Gambar 20. Grafik hubungan antara lama penyimpanan bioinsektisida Bta dengan LC 50 pada suhu 35 o C. Gambar 21. Grafik hubungan antara lama penyimpanan bioinsektisida Bta dengan potensi produk pada suhu 5 o C. Gambar 22. Grafik hubungan antara lama penyimpanan bioinsektisida Bta dengan potensi produk pada suhu 25 o C.

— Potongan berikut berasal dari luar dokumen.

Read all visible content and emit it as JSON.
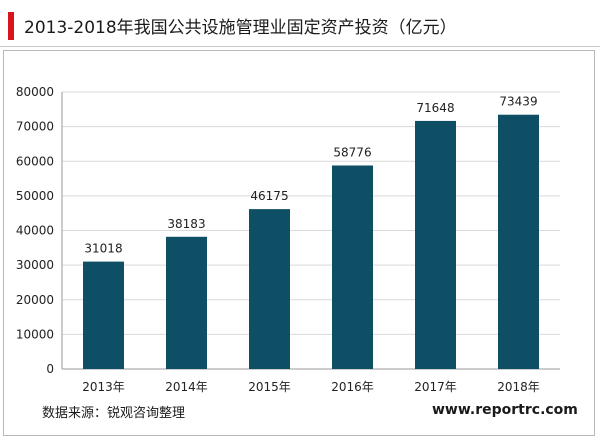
{
  "header": {
    "title": "2013-2018年我国公共设施管理业固定资产投资（亿元）"
  },
  "footer": {
    "source": "数据来源：锐观咨询整理",
    "website": "www.reportrc.com"
  },
  "colors": {
    "bar": "#0e4f66",
    "accent": "#d9141c",
    "grid": "#d9d9d9"
  },
  "chart_data": {
    "type": "bar",
    "title": "2013-2018年我国公共设施管理业固定资产投资（亿元）",
    "categories": [
      "2013年",
      "2014年",
      "2015年",
      "2016年",
      "2017年",
      "2018年"
    ],
    "values": [
      31018,
      38183,
      46175,
      58776,
      71648,
      73439
    ],
    "data_labels": [
      "31018",
      "38183",
      "46175",
      "58776",
      "71648",
      "73439"
    ],
    "ylim": [
      0,
      80000
    ],
    "yticks": [
      "0",
      "10000",
      "20000",
      "30000",
      "40000",
      "50000",
      "60000",
      "70000",
      "80000"
    ],
    "grid": true,
    "legend": "none"
  }
}
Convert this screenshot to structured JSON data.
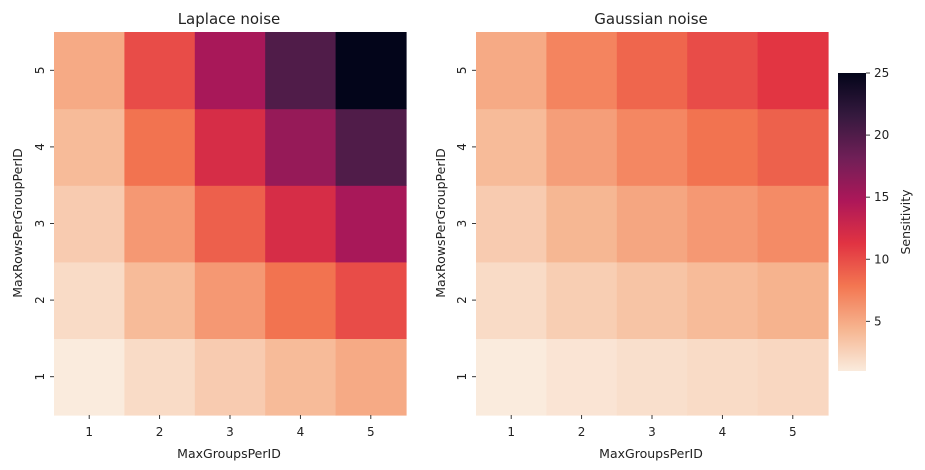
{
  "chart_data": [
    {
      "type": "heatmap",
      "title": "Laplace noise",
      "xlabel": "MaxGroupsPerID",
      "ylabel": "MaxRowsPerGroupPerID",
      "x_categories": [
        "1",
        "2",
        "3",
        "4",
        "5"
      ],
      "y_categories": [
        "1",
        "2",
        "3",
        "4",
        "5"
      ],
      "values": [
        [
          1,
          2,
          3,
          4,
          5
        ],
        [
          2,
          4,
          6,
          8,
          10
        ],
        [
          3,
          6,
          9,
          12,
          15
        ],
        [
          4,
          8,
          12,
          16,
          20
        ],
        [
          5,
          10,
          15,
          20,
          25
        ]
      ]
    },
    {
      "type": "heatmap",
      "title": "Gaussian noise",
      "xlabel": "MaxGroupsPerID",
      "ylabel": "MaxRowsPerGroupPerID",
      "x_categories": [
        "1",
        "2",
        "3",
        "4",
        "5"
      ],
      "y_categories": [
        "1",
        "2",
        "3",
        "4",
        "5"
      ],
      "values": [
        [
          1,
          1.41,
          1.73,
          2,
          2.24
        ],
        [
          2,
          2.83,
          3.46,
          4,
          4.47
        ],
        [
          3,
          4.24,
          5.2,
          6,
          6.71
        ],
        [
          4,
          5.66,
          6.93,
          8,
          8.94
        ],
        [
          5,
          7.07,
          8.66,
          10,
          11.18
        ]
      ]
    }
  ],
  "colorbar": {
    "label": "Sensitivity",
    "range": [
      1,
      25
    ],
    "ticks": [
      "5",
      "10",
      "15",
      "20",
      "25"
    ],
    "colormap": "rocket_r",
    "stops": [
      "#faebdd",
      "#f6b48f",
      "#f37651",
      "#e13342",
      "#ad1759",
      "#701f57",
      "#35193e",
      "#03051a"
    ]
  }
}
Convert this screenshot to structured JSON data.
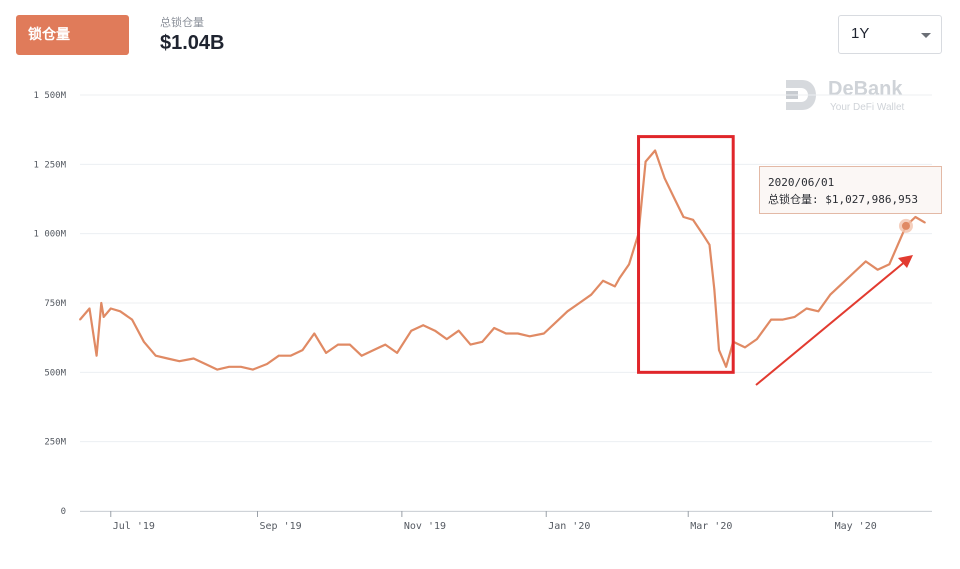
{
  "header": {
    "tab_label": "锁仓量",
    "metric_label": "总锁仓量",
    "metric_value": "$1.04B",
    "range_value": "1Y"
  },
  "logo": {
    "name": "DeBank",
    "tagline": "Your DeFi Wallet"
  },
  "tooltip": {
    "date": "2020/06/01",
    "label": "总锁仓量:",
    "value": "$1,027,986,953"
  },
  "colors": {
    "accent": "#e07b5a",
    "line": "#e08a64",
    "highlight_box": "#e0262a",
    "arrow": "#e23b30",
    "grid": "#eceff2"
  },
  "chart_data": {
    "type": "line",
    "title": "",
    "xlabel": "",
    "ylabel": "",
    "ylim": [
      0,
      1500
    ],
    "y_ticks": [
      0,
      250,
      500,
      750,
      1000,
      1250,
      1500
    ],
    "y_tick_labels": [
      "0",
      "250M",
      "500M",
      "750M",
      "1 000M",
      "1 250M",
      "1 500M"
    ],
    "x_ticks": [
      "2019-07-01",
      "2019-09-01",
      "2019-11-01",
      "2020-01-01",
      "2020-03-01",
      "2020-05-01"
    ],
    "x_tick_labels": [
      "Jul '19",
      "Sep '19",
      "Nov '19",
      "Jan '20",
      "Mar '20",
      "May '20"
    ],
    "x_range": [
      "2019-06-18",
      "2020-06-12"
    ],
    "grid": true,
    "series": [
      {
        "x": [
          "2019-06-18",
          "2019-06-22",
          "2019-06-25",
          "2019-06-27",
          "2019-06-28",
          "2019-07-01",
          "2019-07-05",
          "2019-07-10",
          "2019-07-15",
          "2019-07-20",
          "2019-07-25",
          "2019-07-30",
          "2019-08-05",
          "2019-08-10",
          "2019-08-15",
          "2019-08-20",
          "2019-08-25",
          "2019-08-30",
          "2019-09-05",
          "2019-09-10",
          "2019-09-15",
          "2019-09-20",
          "2019-09-25",
          "2019-09-30",
          "2019-10-05",
          "2019-10-10",
          "2019-10-15",
          "2019-10-20",
          "2019-10-25",
          "2019-10-30",
          "2019-11-05",
          "2019-11-10",
          "2019-11-15",
          "2019-11-20",
          "2019-11-25",
          "2019-11-30",
          "2019-12-05",
          "2019-12-10",
          "2019-12-15",
          "2019-12-20",
          "2019-12-25",
          "2019-12-31",
          "2020-01-05",
          "2020-01-10",
          "2020-01-15",
          "2020-01-20",
          "2020-01-25",
          "2020-01-30",
          "2020-02-01",
          "2020-02-05",
          "2020-02-09",
          "2020-02-12",
          "2020-02-16",
          "2020-02-20",
          "2020-02-24",
          "2020-02-28",
          "2020-03-03",
          "2020-03-07",
          "2020-03-10",
          "2020-03-12",
          "2020-03-14",
          "2020-03-17",
          "2020-03-20",
          "2020-03-25",
          "2020-03-30",
          "2020-04-05",
          "2020-04-10",
          "2020-04-15",
          "2020-04-20",
          "2020-04-25",
          "2020-04-30",
          "2020-05-05",
          "2020-05-10",
          "2020-05-15",
          "2020-05-20",
          "2020-05-25",
          "2020-06-01",
          "2020-06-05",
          "2020-06-09"
        ],
        "values": [
          690,
          730,
          560,
          750,
          700,
          730,
          720,
          690,
          610,
          560,
          550,
          540,
          550,
          530,
          510,
          520,
          520,
          510,
          530,
          560,
          560,
          580,
          640,
          570,
          600,
          600,
          560,
          580,
          600,
          570,
          650,
          670,
          650,
          620,
          650,
          600,
          610,
          660,
          640,
          640,
          630,
          640,
          680,
          720,
          750,
          780,
          830,
          810,
          840,
          890,
          1000,
          1260,
          1300,
          1200,
          1130,
          1060,
          1050,
          1000,
          960,
          800,
          580,
          520,
          610,
          590,
          620,
          690,
          690,
          700,
          730,
          720,
          780,
          820,
          860,
          900,
          870,
          890,
          1028,
          1060,
          1040
        ]
      }
    ],
    "annotations": {
      "highlight_range": [
        "2020-02-09",
        "2020-03-20"
      ],
      "highlight_value_range": [
        500,
        1350
      ],
      "highlight_point": {
        "x": "2020-06-01",
        "y": 1028
      }
    }
  }
}
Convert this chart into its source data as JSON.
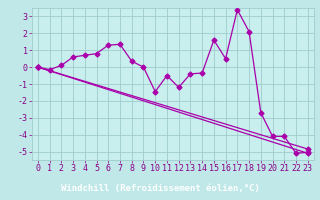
{
  "title": "",
  "xlabel": "Windchill (Refroidissement éolien,°C)",
  "bg_color": "#c0e8e8",
  "plot_bg_color": "#c8eeee",
  "line_color": "#aa00aa",
  "grid_color": "#a0cccc",
  "xlabel_bg_color": "#8800aa",
  "xlabel_text_color": "#ffffff",
  "tick_color": "#880088",
  "xlim": [
    -0.5,
    23.5
  ],
  "ylim": [
    -5.5,
    3.5
  ],
  "xticks": [
    0,
    1,
    2,
    3,
    4,
    5,
    6,
    7,
    8,
    9,
    10,
    11,
    12,
    13,
    14,
    15,
    16,
    17,
    18,
    19,
    20,
    21,
    22,
    23
  ],
  "yticks": [
    -5,
    -4,
    -3,
    -2,
    -1,
    0,
    1,
    2,
    3
  ],
  "line1_x": [
    0,
    1,
    2,
    3,
    4,
    5,
    6,
    7,
    8,
    9,
    10,
    11,
    12,
    13,
    14,
    15,
    16,
    17,
    18,
    19,
    20,
    21,
    22,
    23
  ],
  "line1_y": [
    0.0,
    -0.15,
    0.1,
    0.6,
    0.7,
    0.8,
    1.3,
    1.35,
    0.35,
    0.0,
    -1.45,
    -0.5,
    -1.2,
    -0.4,
    -0.35,
    1.6,
    0.5,
    3.4,
    2.1,
    -2.7,
    -4.1,
    -4.1,
    -5.1,
    -5.05
  ],
  "line2_x": [
    0,
    23
  ],
  "line2_y": [
    0.0,
    -4.85
  ],
  "line3_x": [
    0,
    23
  ],
  "line3_y": [
    0.0,
    -5.1
  ],
  "marker_size": 2.5,
  "lw": 0.9,
  "font_size_tick": 6,
  "font_size_xlabel": 6.5
}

Gambar 23. Grafik hubungan antara lama penyimpanan bioinsektisida Bta dengan potensi produk pada suhu 35 o C. Gambar 18, 19, dan 20 menunjukkan bahwa laju peningkatan LC 50 produk bioinsekstisida Bta dengan perlakuan freeze tanpa penambahan laktosa mengalami laju peningkatan LC 50 yang lebih tinggi dibandingkan pada produk freeze dengan penambahan laktosa. Demikian pula terjadi pada penurunan potensi produk pada gambar 21, 22, dan 23, produk bioinsekstisida Bt subsp. aizawai dengan perlakuan freeze tanpa penambahan laktosa mengalami laju penurunan potensi produk yang lebih tinggi dibandingkan pada produk freeze dengan penambahan laktosa. Hal ini membuktikan dengan adanya penambahan laktosa maka spora yang mati lebih sedikit. Karena laktosa merupakan karbohidrat yang memiliki fungsi enkapsulasi yang sangat baik, bahan aktif (δ-endotoksin) mampu teraktifasi cepat dalam saluran pencernaan serangga sasaran (Lakkis, 2007). Oleh karena itu dengan adanya penambahan laktosa maka akan terjadi peningkatan toksisitas dan potensi produk bioinsektisida Bta yang dihasilkan. Dengan meningkatnya potensi produk bioinsektisia Bta, maka produk bioinsekstisida Bta untuk perlakuan freeze dengan penambahan laktosa akan lebih tahan lama dibandingkan produk bioinsekstisida Bta dengan perlakuan freeze tanpa penambahan laktosa.